Once the peaks are detected for each frame, we have a 3 dimensional numpy array of size [numdatafiles, numpeaks, numframes] - in this case [105, 6, 216]. It is important that the observations be normalized in order to form probabilities, since the HMM expects to be trained on state probabilities. What does this mean?

For each sample, we have extracted a number of frames over time, and each frame has its own set of peaks. We divide each frame by the sum of all peaks in the frame (axis 0 of all_obs[n], or axis 1 of all_obs), and form a "state probability" for each frame in our dataset. In essence, we are creating 6 states, where the highest peak in a frame is state 1, second highest state 2, etc. for each FFT frame.
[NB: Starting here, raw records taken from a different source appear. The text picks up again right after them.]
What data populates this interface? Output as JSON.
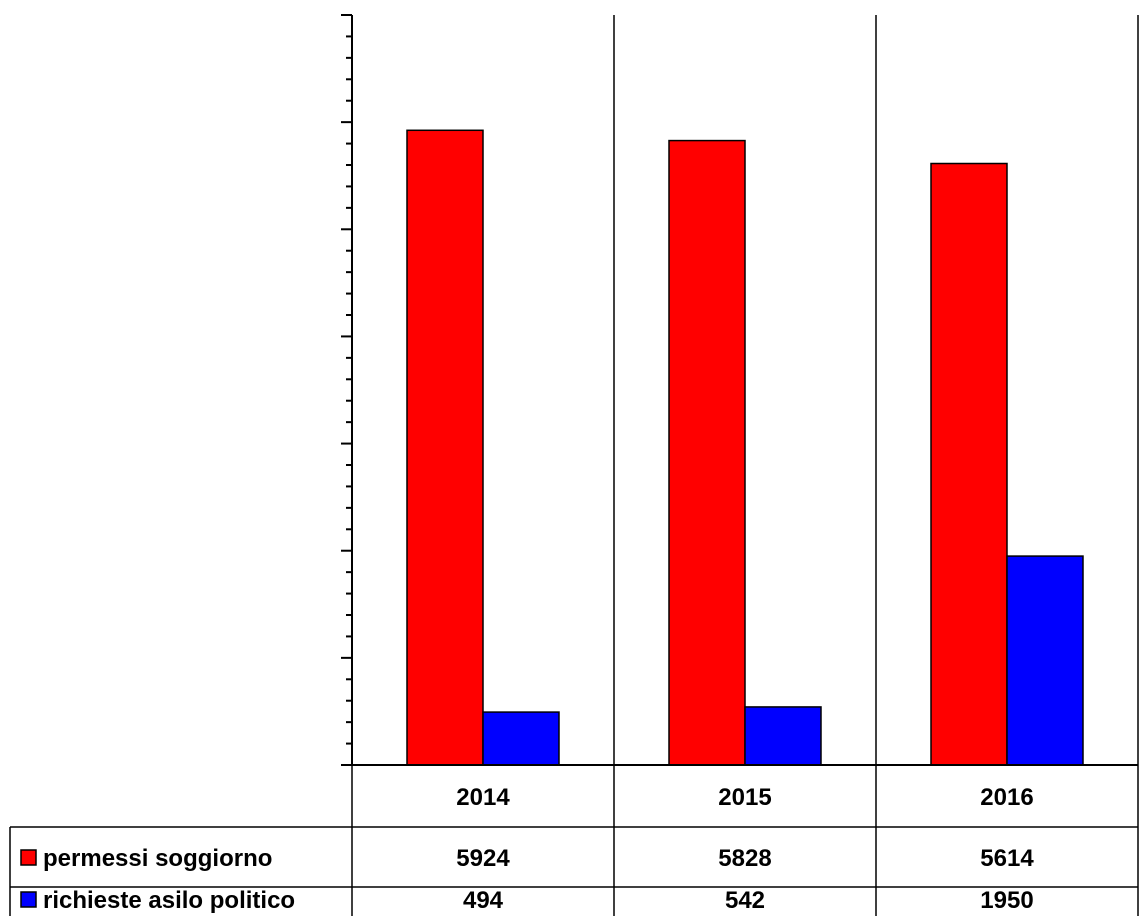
{
  "chart_data": {
    "type": "bar",
    "categories": [
      "2014",
      "2015",
      "2016"
    ],
    "series": [
      {
        "name": "permessi soggiorno",
        "values": [
          5924,
          5828,
          5614
        ],
        "color": "#ff0000"
      },
      {
        "name": "richieste asilo politico",
        "values": [
          494,
          542,
          1950
        ],
        "color": "#0000ff"
      }
    ],
    "ylim": [
      0,
      7000
    ],
    "grid": "vertical separators between categories",
    "legend": "data table",
    "title": "",
    "xlabel": "",
    "ylabel": ""
  }
}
This representation shows the "spread" of the peaks - if all the peaks are close together, each one will have about the same probability, while peaks that are in a more unique distribution should take on a more unique fingerprint. An extreme case would be 3 low frequency peaks, and 3 high - this would result in very low state probabilities for the low frequency peaks, and very high state probabilities for the high frequency peaks. Since the HMM attempts to learn transition probabilities between frames, this is a decent way to represent speech for HMMs.

In [11]:
from sklearn.cross_validation import StratifiedShuffleSplit
sss = StratifiedShuffleSplit(all_labels, test_size=0.1, random_state=0)
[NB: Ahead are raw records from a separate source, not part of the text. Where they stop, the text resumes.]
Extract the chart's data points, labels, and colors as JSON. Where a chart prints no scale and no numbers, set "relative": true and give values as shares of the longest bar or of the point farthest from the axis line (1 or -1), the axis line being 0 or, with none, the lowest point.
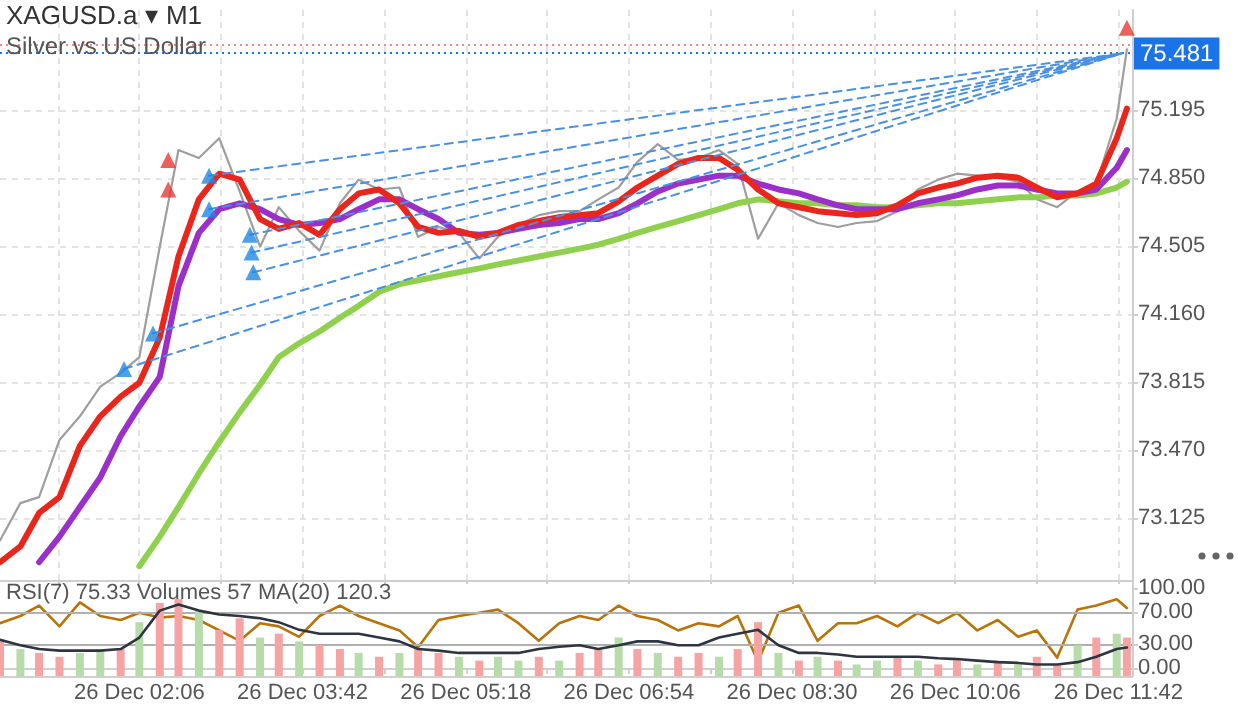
{
  "chart_data": [
    {
      "type": "line",
      "title": "XAGUSD.a ▾ M1",
      "subtitle": "Silver vs US Dollar",
      "x": [
        "--12-26T00:44",
        "--12-26T00:56",
        "--12-26T01:07",
        "--12-26T01:19",
        "--12-26T01:31",
        "--12-26T01:43",
        "--12-26T01:55",
        "--12-26T02:06",
        "--12-26T02:18",
        "--12-26T02:29",
        "--12-26T02:41",
        "--12-26T02:53",
        "--12-26T03:05",
        "--12-26T03:17",
        "--12-26T03:28",
        "--12-26T03:40",
        "--12-26T03:52",
        "--12-26T04:04",
        "--12-26T04:15",
        "--12-26T04:27",
        "--12-26T04:39",
        "--12-26T04:50",
        "--12-26T05:02",
        "--12-26T05:14",
        "--12-26T05:26",
        "--12-26T05:37",
        "--12-26T05:49",
        "--12-26T06:01",
        "--12-26T06:13",
        "--12-26T06:25",
        "--12-26T06:36",
        "--12-26T06:48",
        "--12-26T06:59",
        "--12-26T07:11",
        "--12-26T07:23",
        "--12-26T07:35",
        "--12-26T07:47",
        "--12-26T07:58",
        "--12-26T08:10",
        "--12-26T08:22",
        "--12-26T08:34",
        "--12-26T08:45",
        "--12-26T08:57",
        "--12-26T09:08",
        "--12-26T09:20",
        "--12-26T09:32",
        "--12-26T09:44",
        "--12-26T09:56",
        "--12-26T10:07",
        "--12-26T10:19",
        "--12-26T10:31",
        "--12-26T10:43",
        "--12-26T10:54",
        "--12-26T11:06",
        "--12-26T11:18",
        "--12-26T11:29",
        "--12-26T11:41",
        "--12-26T11:47"
      ],
      "xlim": [
        "--12-26T00:44",
        "--12-26T11:50"
      ],
      "xticks": [
        {
          "value": "--12-26T01:18",
          "label": null
        },
        {
          "value": "--12-26T02:06",
          "label": null
        },
        {
          "value": "--12-26T02:54",
          "label": null
        },
        {
          "value": "--12-26T03:42",
          "label": null
        },
        {
          "value": "--12-26T04:30",
          "label": null
        },
        {
          "value": "--12-26T05:18",
          "label": null
        },
        {
          "value": "--12-26T06:06",
          "label": null
        },
        {
          "value": "--12-26T06:54",
          "label": null
        },
        {
          "value": "--12-26T07:42",
          "label": null
        },
        {
          "value": "--12-26T08:30",
          "label": null
        },
        {
          "value": "--12-26T09:18",
          "label": null
        },
        {
          "value": "--12-26T10:06",
          "label": null
        },
        {
          "value": "--12-26T10:54",
          "label": null
        },
        {
          "value": "--12-26T11:42",
          "label": null
        }
      ],
      "ylim": [
        72.81,
        75.7
      ],
      "yticks": [
        73.125,
        {
          "value": 73.47,
          "label": "73.470"
        },
        73.815,
        {
          "value": 74.16,
          "label": "74.160"
        },
        74.505,
        {
          "value": 74.85,
          "label": "74.850"
        },
        75.195
      ],
      "tick_labels": "y",
      "grid": true,
      "ref_lines": [
        {
          "axis": "y",
          "value": 75.53,
          "label": null,
          "color": "#f28b82",
          "line_style": "dotted"
        },
        {
          "axis": "y",
          "value": 75.481,
          "label": "75.481",
          "color": "#1a73e8",
          "line_style": "dotted"
        }
      ],
      "series": [
        {
          "color": "#9e9e9e",
          "values": [
            73.01,
            73.2,
            73.23,
            73.52,
            73.64,
            73.79,
            73.86,
            73.94,
            74.5,
            74.99,
            74.95,
            75.05,
            74.78,
            74.5,
            74.7,
            74.58,
            74.48,
            74.72,
            74.84,
            74.79,
            74.8,
            74.55,
            74.6,
            74.57,
            74.44,
            74.55,
            74.61,
            74.66,
            74.68,
            74.68,
            74.74,
            74.8,
            74.93,
            75.02,
            74.94,
            74.95,
            74.99,
            74.92,
            74.54,
            74.72,
            74.66,
            74.62,
            74.6,
            74.62,
            74.63,
            74.68,
            74.79,
            74.84,
            74.87,
            74.86,
            74.85,
            74.83,
            74.74,
            74.7,
            74.78,
            74.82,
            75.15,
            75.5
          ]
        },
        {
          "color": "#8fd14f",
          "values": [
            null,
            null,
            null,
            null,
            null,
            null,
            null,
            72.88,
            73.03,
            73.18,
            73.35,
            73.51,
            73.66,
            73.8,
            73.94,
            74.01,
            74.07,
            74.14,
            74.2,
            74.27,
            74.31,
            74.33,
            74.35,
            74.37,
            74.39,
            74.41,
            74.43,
            74.45,
            74.47,
            74.49,
            74.51,
            74.54,
            74.57,
            74.6,
            74.63,
            74.66,
            74.69,
            74.72,
            74.74,
            74.73,
            74.72,
            74.72,
            74.71,
            74.71,
            74.7,
            74.7,
            74.71,
            74.72,
            74.72,
            74.73,
            74.74,
            74.75,
            74.75,
            74.76,
            74.76,
            74.77,
            74.8,
            74.83
          ]
        },
        {
          "color": "#9b30c8",
          "values": [
            null,
            null,
            72.9,
            73.03,
            73.18,
            73.33,
            73.54,
            73.69,
            73.84,
            74.3,
            74.57,
            74.69,
            74.72,
            74.69,
            74.64,
            74.61,
            74.62,
            74.64,
            74.69,
            74.74,
            74.74,
            74.69,
            74.64,
            74.57,
            74.56,
            74.57,
            74.59,
            74.61,
            74.62,
            74.64,
            74.64,
            74.67,
            74.72,
            74.78,
            74.82,
            74.84,
            74.86,
            74.86,
            74.82,
            74.79,
            74.77,
            74.74,
            74.71,
            74.69,
            74.69,
            74.69,
            74.72,
            74.74,
            74.76,
            74.79,
            74.81,
            74.81,
            74.79,
            74.77,
            74.77,
            74.79,
            74.9,
            74.99
          ]
        },
        {
          "color": "#e8261c",
          "values": [
            72.9,
            72.98,
            73.15,
            73.23,
            73.49,
            73.64,
            73.74,
            73.81,
            74.04,
            74.45,
            74.74,
            74.87,
            74.84,
            74.64,
            74.59,
            74.62,
            74.56,
            74.69,
            74.77,
            74.79,
            74.72,
            74.6,
            74.57,
            74.58,
            74.55,
            74.57,
            74.61,
            74.63,
            74.65,
            74.66,
            74.67,
            74.73,
            74.8,
            74.86,
            74.92,
            74.95,
            74.95,
            74.89,
            74.79,
            74.72,
            74.7,
            74.68,
            74.67,
            74.66,
            74.67,
            74.71,
            74.77,
            74.8,
            74.82,
            74.85,
            74.86,
            74.85,
            74.8,
            74.75,
            74.77,
            74.82,
            75.05,
            75.2
          ]
        },
        {
          "color": "#4a90e2",
          "line_style": "dashed",
          "x": [
            "--12-26T01:57",
            "--12-26T11:44"
          ],
          "values": [
            73.88,
            75.48
          ]
        },
        {
          "color": "#4a90e2",
          "line_style": "dashed",
          "x": [
            "--12-26T02:14",
            "--12-26T11:44"
          ],
          "values": [
            74.06,
            75.48
          ]
        },
        {
          "color": "#4a90e2",
          "line_style": "dashed",
          "x": [
            "--12-26T02:47",
            "--12-26T11:44"
          ],
          "values": [
            74.86,
            75.48
          ]
        },
        {
          "color": "#4a90e2",
          "line_style": "dashed",
          "x": [
            "--12-26T02:47",
            "--12-26T11:44"
          ],
          "values": [
            74.69,
            75.48
          ]
        },
        {
          "color": "#4a90e2",
          "line_style": "dashed",
          "x": [
            "--12-26T03:11",
            "--12-26T11:44"
          ],
          "values": [
            74.56,
            75.48
          ]
        },
        {
          "color": "#4a90e2",
          "line_style": "dashed",
          "x": [
            "--12-26T03:12",
            "--12-26T11:44"
          ],
          "values": [
            74.47,
            75.48
          ]
        },
        {
          "color": "#4a90e2",
          "line_style": "dashed",
          "x": [
            "--12-26T03:13",
            "--12-26T11:44"
          ],
          "values": [
            74.37,
            75.48
          ]
        },
        {
          "type": "scatter",
          "color": "#1e88e5",
          "marker": "triangle",
          "x": [
            "--12-26T01:57",
            "--12-26T02:14",
            "--12-26T02:47",
            "--12-26T02:47",
            "--12-26T03:11",
            "--12-26T03:12",
            "--12-26T03:13"
          ],
          "values": [
            73.88,
            74.06,
            74.86,
            74.69,
            74.56,
            74.47,
            74.37
          ]
        },
        {
          "type": "scatter",
          "color": "#e53935",
          "marker": "triangle",
          "x": [
            "--12-26T02:23",
            "--12-26T02:23",
            "--12-26T11:47"
          ],
          "values": [
            74.94,
            74.79,
            75.61
          ]
        }
      ]
    },
    {
      "type": "line",
      "title": "RSI(7) 75.33 Volumes 57 MA(20) 120.3",
      "x": [
        "--12-26T00:44",
        "--12-26T00:56",
        "--12-26T01:07",
        "--12-26T01:19",
        "--12-26T01:31",
        "--12-26T01:43",
        "--12-26T01:55",
        "--12-26T02:06",
        "--12-26T02:18",
        "--12-26T02:29",
        "--12-26T02:41",
        "--12-26T02:53",
        "--12-26T03:05",
        "--12-26T03:17",
        "--12-26T03:28",
        "--12-26T03:40",
        "--12-26T03:52",
        "--12-26T04:04",
        "--12-26T04:15",
        "--12-26T04:27",
        "--12-26T04:39",
        "--12-26T04:50",
        "--12-26T05:02",
        "--12-26T05:14",
        "--12-26T05:26",
        "--12-26T05:37",
        "--12-26T05:49",
        "--12-26T06:01",
        "--12-26T06:13",
        "--12-26T06:25",
        "--12-26T06:36",
        "--12-26T06:48",
        "--12-26T06:59",
        "--12-26T07:11",
        "--12-26T07:23",
        "--12-26T07:35",
        "--12-26T07:47",
        "--12-26T07:58",
        "--12-26T08:10",
        "--12-26T08:22",
        "--12-26T08:34",
        "--12-26T08:45",
        "--12-26T08:57",
        "--12-26T09:08",
        "--12-26T09:20",
        "--12-26T09:32",
        "--12-26T09:44",
        "--12-26T09:56",
        "--12-26T10:07",
        "--12-26T10:19",
        "--12-26T10:31",
        "--12-26T10:43",
        "--12-26T10:54",
        "--12-26T11:06",
        "--12-26T11:18",
        "--12-26T11:29",
        "--12-26T11:41",
        "--12-26T11:47"
      ],
      "xlim": [
        "--12-26T00:44",
        "--12-26T11:50"
      ],
      "xticks": [
        {
          "value": "--12-26T01:18",
          "label": null
        },
        {
          "value": "--12-26T02:06",
          "label": "26 Dec 02:06"
        },
        {
          "value": "--12-26T02:54",
          "label": null
        },
        {
          "value": "--12-26T03:42",
          "label": "26 Dec 03:42"
        },
        {
          "value": "--12-26T04:30",
          "label": null
        },
        {
          "value": "--12-26T05:18",
          "label": "26 Dec 05:18"
        },
        {
          "value": "--12-26T06:06",
          "label": null
        },
        {
          "value": "--12-26T06:54",
          "label": "26 Dec 06:54"
        },
        {
          "value": "--12-26T07:42",
          "label": null
        },
        {
          "value": "--12-26T08:30",
          "label": "26 Dec 08:30"
        },
        {
          "value": "--12-26T09:18",
          "label": null
        },
        {
          "value": "--12-26T10:06",
          "label": "26 Dec 10:06"
        },
        {
          "value": "--12-26T10:54",
          "label": null
        },
        {
          "value": "--12-26T11:42",
          "label": "26 Dec 11:42"
        }
      ],
      "ylim": [
        -10,
        115
      ],
      "yticks": [
        {
          "value": 0,
          "label": "0.00"
        },
        {
          "value": 30,
          "label": "30.00"
        },
        {
          "value": 70,
          "label": "70.00"
        },
        {
          "value": 100,
          "label": "100.00"
        }
      ],
      "ref_lines": [
        {
          "axis": "y",
          "value": 70,
          "label": null,
          "color": "#b0b0b0",
          "line_style": "solid"
        },
        {
          "axis": "y",
          "value": 30,
          "label": null,
          "color": "#b0b0b0",
          "line_style": "solid"
        }
      ],
      "series": [
        {
          "color": "#b8730a",
          "values": [
            56,
            65,
            78,
            52,
            82,
            65,
            60,
            69,
            63,
            65,
            60,
            47,
            34,
            56,
            52,
            39,
            65,
            78,
            65,
            56,
            47,
            26,
            60,
            65,
            69,
            73,
            56,
            34,
            56,
            65,
            60,
            78,
            65,
            60,
            47,
            56,
            52,
            65,
            8,
            69,
            78,
            34,
            56,
            56,
            65,
            52,
            69,
            56,
            69,
            47,
            60,
            39,
            47,
            13,
            73,
            78,
            86,
            75
          ]
        }
      ]
    },
    {
      "type": "bar",
      "relative": true,
      "tick_labels": false,
      "x": [
        "--12-26T00:44",
        "--12-26T00:56",
        "--12-26T01:07",
        "--12-26T01:19",
        "--12-26T01:31",
        "--12-26T01:43",
        "--12-26T01:55",
        "--12-26T02:06",
        "--12-26T02:18",
        "--12-26T02:29",
        "--12-26T02:41",
        "--12-26T02:53",
        "--12-26T03:05",
        "--12-26T03:17",
        "--12-26T03:28",
        "--12-26T03:40",
        "--12-26T03:52",
        "--12-26T04:04",
        "--12-26T04:15",
        "--12-26T04:27",
        "--12-26T04:39",
        "--12-26T04:50",
        "--12-26T05:02",
        "--12-26T05:14",
        "--12-26T05:26",
        "--12-26T05:37",
        "--12-26T05:49",
        "--12-26T06:01",
        "--12-26T06:13",
        "--12-26T06:25",
        "--12-26T06:36",
        "--12-26T06:48",
        "--12-26T06:59",
        "--12-26T07:11",
        "--12-26T07:23",
        "--12-26T07:35",
        "--12-26T07:47",
        "--12-26T07:58",
        "--12-26T08:10",
        "--12-26T08:22",
        "--12-26T08:34",
        "--12-26T08:45",
        "--12-26T08:57",
        "--12-26T09:08",
        "--12-26T09:20",
        "--12-26T09:32",
        "--12-26T09:44",
        "--12-26T09:56",
        "--12-26T10:07",
        "--12-26T10:19",
        "--12-26T10:31",
        "--12-26T10:43",
        "--12-26T10:54",
        "--12-26T11:06",
        "--12-26T11:18",
        "--12-26T11:29",
        "--12-26T11:41",
        "--12-26T11:47"
      ],
      "xlim": [
        "--12-26T00:44",
        "--12-26T11:50"
      ],
      "series": [
        {
          "color": "#f5a3a3",
          "colors": [
            "#f5a3a3",
            "#b7dba9",
            "#f5a3a3",
            "#f5a3a3",
            "#b7dba9",
            "#b7dba9",
            "#f5a3a3",
            "#b7dba9",
            "#f5a3a3",
            "#f5a3a3",
            "#b7dba9",
            "#f5a3a3",
            "#f5a3a3",
            "#b7dba9",
            "#f5a3a3",
            "#b7dba9",
            "#f5a3a3",
            "#f5a3a3",
            "#b7dba9",
            "#f5a3a3",
            "#b7dba9",
            "#f5a3a3",
            "#f5a3a3",
            "#b7dba9",
            "#f5a3a3",
            "#b7dba9",
            "#b7dba9",
            "#f5a3a3",
            "#b7dba9",
            "#f5a3a3",
            "#f5a3a3",
            "#b7dba9",
            "#f5a3a3",
            "#b7dba9",
            "#f5a3a3",
            "#f5a3a3",
            "#b7dba9",
            "#f5a3a3",
            "#f5a3a3",
            "#b7dba9",
            "#f5a3a3",
            "#b7dba9",
            "#f5a3a3",
            "#b7dba9",
            "#b7dba9",
            "#f5a3a3",
            "#b7dba9",
            "#f5a3a3",
            "#f5a3a3",
            "#b7dba9",
            "#f5a3a3",
            "#b7dba9",
            "#f5a3a3",
            "#f5a3a3",
            "#b7dba9",
            "#f5a3a3",
            "#b7dba9",
            "#f5a3a3"
          ],
          "values": [
            0.45,
            0.35,
            0.3,
            0.25,
            0.3,
            0.35,
            0.35,
            0.7,
            0.95,
            1,
            0.85,
            0.6,
            0.75,
            0.5,
            0.55,
            0.45,
            0.4,
            0.35,
            0.3,
            0.25,
            0.3,
            0.35,
            0.3,
            0.25,
            0.2,
            0.25,
            0.2,
            0.25,
            0.2,
            0.3,
            0.35,
            0.5,
            0.35,
            0.3,
            0.25,
            0.3,
            0.25,
            0.35,
            0.7,
            0.3,
            0.2,
            0.25,
            0.2,
            0.15,
            0.2,
            0.25,
            0.2,
            0.15,
            0.2,
            0.15,
            0.2,
            0.15,
            0.25,
            0.15,
            0.4,
            0.5,
            0.55,
            0.5
          ]
        },
        {
          "type": "line",
          "color": "#2e3440",
          "values": [
            0.47,
            0.4,
            0.35,
            0.33,
            0.33,
            0.33,
            0.35,
            0.5,
            0.85,
            0.93,
            0.85,
            0.8,
            0.78,
            0.75,
            0.7,
            0.6,
            0.55,
            0.55,
            0.55,
            0.5,
            0.45,
            0.35,
            0.33,
            0.3,
            0.3,
            0.3,
            0.3,
            0.35,
            0.38,
            0.4,
            0.35,
            0.4,
            0.45,
            0.45,
            0.4,
            0.4,
            0.5,
            0.55,
            0.6,
            0.4,
            0.3,
            0.3,
            0.28,
            0.25,
            0.25,
            0.25,
            0.25,
            0.23,
            0.22,
            0.2,
            0.18,
            0.17,
            0.15,
            0.15,
            0.18,
            0.25,
            0.35,
            0.37
          ]
        }
      ]
    }
  ]
}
for n,i in enumerate(all_obs):
    all_obs[n] /= all_obs[n].sum(axis=0)

for train_index, test_index in sss:
    X_train, X_test = all_obs[train_index, ...], all_obs[test_index, ...]
    y_train, y_test = all_labels[train_index], all_labels[test_index]
print('Size of training matrix:', X_train.shape)
print('Size of testing matrix:', X_test.shape)
Size of training matrix: (91, 6, 216)
Size of testing matrix: (14, 6, 216)

To predict words, we need to train 7 separate GMM-HMM models, one for each word. We will then feed the features for a test sample into each, choosing the word associated with the GMM-HMM having the highest output likelihood. This maximum likelihood estimate is our best guess for what word was spoken.

In [12]:
ys = set(all_labels)
ms = [gmmhmm(6) for y in ys]
_ = [[y_train == y, :, :]) for m, y in zip(ms, ys)]
ps = [m.transform(X_test) for m in ms]
res = np.vstack(ps)
predicted_labels = np.argmax(res, axis=0)
missed = (predicted_labels != y_test)
print('Test accuracy: %.2f percent' % (100 * (1 - np.mean(missed))))
Test accuracy: 71.43 percent

It seems that this classifier does decently. Let's look at a confusion matrix for what words were incorrect, to see if there is any unusual pattern in the misclassifications.

In [13]:
from sklearn.metrics import confusion_matrix
cm = confusion_matrix(y_test, predicted_labels)
plt.matshow(cm, cmap='gray')
ax = plt.gca()
_ = ax.set_xticklabels([" "] + [l[:2] for l in spoken])
_ = ax.set_yticklabels([" "] + spoken)
plt.title('Confusion matrix, single speaker')
plt.ylabel('True label')
plt.xlabel('Predicted label')
<matplotlib.text.Text at 0x109be3748>

Though the confusion matrix doesn't provide much insight, it is good to see a "real" example of using HMMs to do single speaker speech recognition.